Texte intégral
Q. : Le ministre de la défense vient d'effectuer une visite en Israël, afin de relancer la coopération militaire entre les deux pays. Charles Millon évoque un retour à l'âge d'or des relations franco-israéliennes sur le modèle des années 50 et se déclare opposé à toute ingérence internationale dans les discussions israélo-palestiniennes sur le statut de Jérusalem. La visite de Jacques Chirac en Israël avait débouché sur un malentendu. Avez-vous le sentiment de l'avoir dissipé ?
R. : Ma visite s'inscrivait précisément dans la démarche engagée par le Président Chirac. Le chef de l'État a dit très clairement, dès sa prise de fonction, qu'il souhaitait qu'il y ait une politique forte de la France au Proche-Orient. Pour ce faire, nous entretenons des relations historiques avec Israël. Bien sûr, mais aussi avec un grand nombre de pays arabes. Ce qui est souhaitable et nécessaire, c'est que la France puisse mettre tout son capital de sympathie dans la région au service de la paix. Alors, y a-t-il eu malentendu ou non ? J'ai cru comprendre que les Israéliens espéraient un retour à des relations chaleureuses, du même ordre que celles que nous avons connues dans les années 50. Eh bien, Jacques Chirac a répondu positivement et je suis venu le confirmer.
Q. : Quel souvenir garderez-vous de votre homologue israélien, Itzhak Mordehaï ?
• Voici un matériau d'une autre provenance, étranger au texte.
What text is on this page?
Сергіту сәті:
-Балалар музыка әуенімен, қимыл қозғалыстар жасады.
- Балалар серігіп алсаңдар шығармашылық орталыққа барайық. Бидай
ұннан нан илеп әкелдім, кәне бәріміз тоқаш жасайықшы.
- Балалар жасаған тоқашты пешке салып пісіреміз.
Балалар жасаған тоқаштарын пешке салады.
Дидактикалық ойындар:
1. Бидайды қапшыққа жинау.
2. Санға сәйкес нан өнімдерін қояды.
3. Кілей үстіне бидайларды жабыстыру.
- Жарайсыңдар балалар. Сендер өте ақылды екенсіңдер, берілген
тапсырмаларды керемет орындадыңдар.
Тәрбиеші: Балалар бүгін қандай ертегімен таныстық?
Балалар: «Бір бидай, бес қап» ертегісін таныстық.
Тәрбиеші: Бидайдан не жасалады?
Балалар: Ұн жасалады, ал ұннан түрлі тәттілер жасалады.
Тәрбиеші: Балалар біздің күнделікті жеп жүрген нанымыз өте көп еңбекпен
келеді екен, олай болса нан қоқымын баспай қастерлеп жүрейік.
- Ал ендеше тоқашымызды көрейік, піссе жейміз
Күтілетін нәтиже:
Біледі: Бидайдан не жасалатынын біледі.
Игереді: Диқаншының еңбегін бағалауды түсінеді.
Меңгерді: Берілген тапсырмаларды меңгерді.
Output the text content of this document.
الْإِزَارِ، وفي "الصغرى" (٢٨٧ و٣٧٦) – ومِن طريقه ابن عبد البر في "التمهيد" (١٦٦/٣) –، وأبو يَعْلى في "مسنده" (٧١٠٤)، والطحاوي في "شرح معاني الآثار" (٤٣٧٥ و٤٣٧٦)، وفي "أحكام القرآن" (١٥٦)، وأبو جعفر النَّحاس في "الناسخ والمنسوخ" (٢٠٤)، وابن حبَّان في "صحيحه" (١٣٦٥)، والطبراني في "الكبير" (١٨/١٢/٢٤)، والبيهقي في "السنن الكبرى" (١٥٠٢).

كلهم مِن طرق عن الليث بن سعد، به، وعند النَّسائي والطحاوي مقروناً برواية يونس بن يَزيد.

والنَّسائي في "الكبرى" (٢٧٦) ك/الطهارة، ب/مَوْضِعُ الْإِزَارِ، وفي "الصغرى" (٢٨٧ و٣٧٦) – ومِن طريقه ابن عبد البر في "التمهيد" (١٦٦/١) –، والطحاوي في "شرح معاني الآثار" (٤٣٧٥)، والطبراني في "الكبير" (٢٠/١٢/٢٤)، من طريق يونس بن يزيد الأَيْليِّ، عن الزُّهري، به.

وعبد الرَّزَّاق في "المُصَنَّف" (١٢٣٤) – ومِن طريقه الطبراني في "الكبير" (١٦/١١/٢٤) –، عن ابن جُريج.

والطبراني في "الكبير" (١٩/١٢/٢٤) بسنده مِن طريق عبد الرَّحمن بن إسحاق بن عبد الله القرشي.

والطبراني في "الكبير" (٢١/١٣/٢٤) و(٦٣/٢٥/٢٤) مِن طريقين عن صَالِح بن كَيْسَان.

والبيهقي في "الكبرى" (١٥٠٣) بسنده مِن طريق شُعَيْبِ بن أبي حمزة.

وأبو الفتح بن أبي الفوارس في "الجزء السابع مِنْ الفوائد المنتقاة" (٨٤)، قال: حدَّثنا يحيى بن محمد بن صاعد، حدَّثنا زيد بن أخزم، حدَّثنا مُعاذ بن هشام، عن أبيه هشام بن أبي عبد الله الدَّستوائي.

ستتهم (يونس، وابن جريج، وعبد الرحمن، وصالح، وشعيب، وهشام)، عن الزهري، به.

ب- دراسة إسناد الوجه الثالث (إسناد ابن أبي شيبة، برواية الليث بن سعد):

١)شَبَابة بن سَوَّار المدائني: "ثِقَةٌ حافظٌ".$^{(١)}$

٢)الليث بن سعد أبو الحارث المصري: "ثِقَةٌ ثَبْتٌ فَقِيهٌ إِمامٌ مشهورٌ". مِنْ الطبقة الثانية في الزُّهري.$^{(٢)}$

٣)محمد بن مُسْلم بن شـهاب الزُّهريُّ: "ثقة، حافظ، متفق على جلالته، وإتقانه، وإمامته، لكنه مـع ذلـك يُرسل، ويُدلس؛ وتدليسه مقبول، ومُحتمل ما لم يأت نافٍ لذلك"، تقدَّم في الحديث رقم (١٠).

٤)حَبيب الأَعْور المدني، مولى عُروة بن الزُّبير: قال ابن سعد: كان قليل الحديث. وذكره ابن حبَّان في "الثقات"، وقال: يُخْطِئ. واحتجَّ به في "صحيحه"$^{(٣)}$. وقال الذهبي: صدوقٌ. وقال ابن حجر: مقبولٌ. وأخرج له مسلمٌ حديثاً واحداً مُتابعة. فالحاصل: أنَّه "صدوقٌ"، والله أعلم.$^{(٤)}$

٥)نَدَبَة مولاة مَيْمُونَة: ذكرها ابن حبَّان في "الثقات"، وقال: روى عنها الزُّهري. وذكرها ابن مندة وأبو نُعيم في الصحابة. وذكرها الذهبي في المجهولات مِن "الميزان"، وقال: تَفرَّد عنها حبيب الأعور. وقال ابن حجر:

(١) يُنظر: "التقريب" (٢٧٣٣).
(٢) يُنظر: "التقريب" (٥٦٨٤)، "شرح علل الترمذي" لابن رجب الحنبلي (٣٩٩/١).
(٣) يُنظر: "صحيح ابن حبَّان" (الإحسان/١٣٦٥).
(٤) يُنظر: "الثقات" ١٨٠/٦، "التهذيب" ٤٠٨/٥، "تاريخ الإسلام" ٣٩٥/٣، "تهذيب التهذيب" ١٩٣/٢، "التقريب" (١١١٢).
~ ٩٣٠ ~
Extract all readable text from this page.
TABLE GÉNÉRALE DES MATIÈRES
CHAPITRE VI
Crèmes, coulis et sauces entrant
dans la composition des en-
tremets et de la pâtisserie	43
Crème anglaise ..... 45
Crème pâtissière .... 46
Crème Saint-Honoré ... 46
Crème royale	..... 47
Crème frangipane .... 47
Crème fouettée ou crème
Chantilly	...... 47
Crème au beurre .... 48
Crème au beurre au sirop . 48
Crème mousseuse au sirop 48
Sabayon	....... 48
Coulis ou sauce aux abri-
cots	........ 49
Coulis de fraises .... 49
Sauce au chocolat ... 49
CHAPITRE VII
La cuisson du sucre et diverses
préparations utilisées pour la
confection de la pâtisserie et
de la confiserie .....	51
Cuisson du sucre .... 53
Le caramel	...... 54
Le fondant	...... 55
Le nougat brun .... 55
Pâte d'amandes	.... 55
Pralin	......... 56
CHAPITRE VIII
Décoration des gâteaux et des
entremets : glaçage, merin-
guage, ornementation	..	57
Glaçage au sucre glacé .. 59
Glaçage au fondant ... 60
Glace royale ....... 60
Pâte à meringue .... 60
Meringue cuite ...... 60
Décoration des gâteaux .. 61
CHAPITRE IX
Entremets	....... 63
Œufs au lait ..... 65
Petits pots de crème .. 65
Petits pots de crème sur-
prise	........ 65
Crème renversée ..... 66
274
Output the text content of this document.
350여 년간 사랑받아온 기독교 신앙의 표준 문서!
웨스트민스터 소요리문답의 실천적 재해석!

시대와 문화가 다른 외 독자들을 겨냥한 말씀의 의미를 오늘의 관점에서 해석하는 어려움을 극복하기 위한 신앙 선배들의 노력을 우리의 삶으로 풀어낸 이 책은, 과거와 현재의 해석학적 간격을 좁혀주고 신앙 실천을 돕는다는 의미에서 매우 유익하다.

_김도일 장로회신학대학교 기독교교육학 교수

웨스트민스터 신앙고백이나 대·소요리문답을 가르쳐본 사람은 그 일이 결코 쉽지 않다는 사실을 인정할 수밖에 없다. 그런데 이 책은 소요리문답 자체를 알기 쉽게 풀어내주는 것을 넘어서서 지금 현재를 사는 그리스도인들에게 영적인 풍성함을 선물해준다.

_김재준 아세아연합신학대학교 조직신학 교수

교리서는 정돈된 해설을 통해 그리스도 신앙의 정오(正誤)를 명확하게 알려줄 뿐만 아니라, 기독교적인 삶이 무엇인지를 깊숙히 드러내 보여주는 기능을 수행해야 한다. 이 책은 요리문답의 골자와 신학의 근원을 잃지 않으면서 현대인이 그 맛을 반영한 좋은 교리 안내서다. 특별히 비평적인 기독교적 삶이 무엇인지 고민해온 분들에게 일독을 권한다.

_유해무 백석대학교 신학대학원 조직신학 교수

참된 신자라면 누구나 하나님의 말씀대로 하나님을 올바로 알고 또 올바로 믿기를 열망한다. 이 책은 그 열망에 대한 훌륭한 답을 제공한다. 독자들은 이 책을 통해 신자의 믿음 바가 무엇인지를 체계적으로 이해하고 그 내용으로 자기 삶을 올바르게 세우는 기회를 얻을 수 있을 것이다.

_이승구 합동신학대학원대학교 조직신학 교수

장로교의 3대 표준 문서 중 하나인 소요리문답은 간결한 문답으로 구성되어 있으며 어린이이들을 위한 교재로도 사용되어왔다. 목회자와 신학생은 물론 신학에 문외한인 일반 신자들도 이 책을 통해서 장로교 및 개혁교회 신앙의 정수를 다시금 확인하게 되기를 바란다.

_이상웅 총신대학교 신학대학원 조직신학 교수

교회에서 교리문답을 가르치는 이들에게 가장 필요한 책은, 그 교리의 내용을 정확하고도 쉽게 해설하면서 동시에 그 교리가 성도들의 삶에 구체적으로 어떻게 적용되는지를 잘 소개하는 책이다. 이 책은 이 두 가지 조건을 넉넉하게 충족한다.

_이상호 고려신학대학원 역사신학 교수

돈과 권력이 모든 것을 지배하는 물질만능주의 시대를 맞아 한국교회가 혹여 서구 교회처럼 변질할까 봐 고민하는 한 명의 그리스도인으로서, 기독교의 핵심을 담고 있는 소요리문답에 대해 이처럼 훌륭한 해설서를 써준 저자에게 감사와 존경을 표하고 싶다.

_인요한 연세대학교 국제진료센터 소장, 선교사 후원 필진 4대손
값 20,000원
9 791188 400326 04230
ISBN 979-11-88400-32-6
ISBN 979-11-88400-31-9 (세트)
R. : C'est un homme intelligent, posé, qui respecte son interlocuteur. Un homme qui sait ce que vaut la vie (peut-être parce qu'il a été militaire de carrière) et qui souhaite à présent que le processus de paix puisse se poursuivre, tout en exigeant à bon droit des garanties claires de sécurité.
Q. : Êtes-vous frappé par le grand nombre de militaires qui embrassent la carrière politique dans ce pays ?
R. : Non. Il est assez normal que, dans un État qui ne cesse de se mobiliser pour défendre son existence, des responsables militaires assurent volontiers des tâches politiques.
Q. : Israël a exprimé son souhait de voir la France jouer un rôle dans le processus de paix. C'est une position nouvelle...
R. : Je crois que les autorités israéliennes ont compris que la France de Jacques Chirac n'était pas sectaire, que son amitié à l'égard d'Israël était profonde et chaleureuse. Chacun sait d'ailleurs que la communauté juive de France est la deuxième de la diaspora. Cela devrait nous conduire à une certaine complicité, entre Israéliens et Français, pour faire progresser le processus de paix. Le phénomène nouveau, c'est que la majorité des responsables israéliens ont compris désormais que le temps de la paix était venu et que, dans ce contexte, la France pouvait jouer un rôle important.
Q. : Pensez-vous que la France puisse se montrer à la hauteur de son ambition au Proche-Orient ?
R. : Oui, notamment dans les négociations tripartites entre Israël, le Liban et la Syrie.
Q. : Vous avez visité la Vieille ville de Jérusalem et perçu ses contradictions. Êtes-vous optimiste quant à la possibilité d'un accord sur cette ville ?
R. : Je comprends très bien que les Juifs aient un attachement spécifique, particulier, pour la ville de Jérusalem... Mais il faut aussi qu'Israël comprenne que les Catholiques et les Musulmans ont ici aussi leurs racines. Je souhaite qu'au cours des entretiens qui ont été engagés avec les Palestiniens, le statut de Jérusalem soit abordé. Je suis sûr qu'une solution sera trouvée.
Q. : Avec la participation de la France ?
R. : Je ne le crois pas. Ce sont ceux qui vivent à Jérusalem qui doivent en discuter ensemble. Cela n'empêche pas la France et les États-Unis de se porter garants, dans un second temps, d'un éventuel accord. Mais c'est aux Israéliens et aux Palestiniens d'en décider.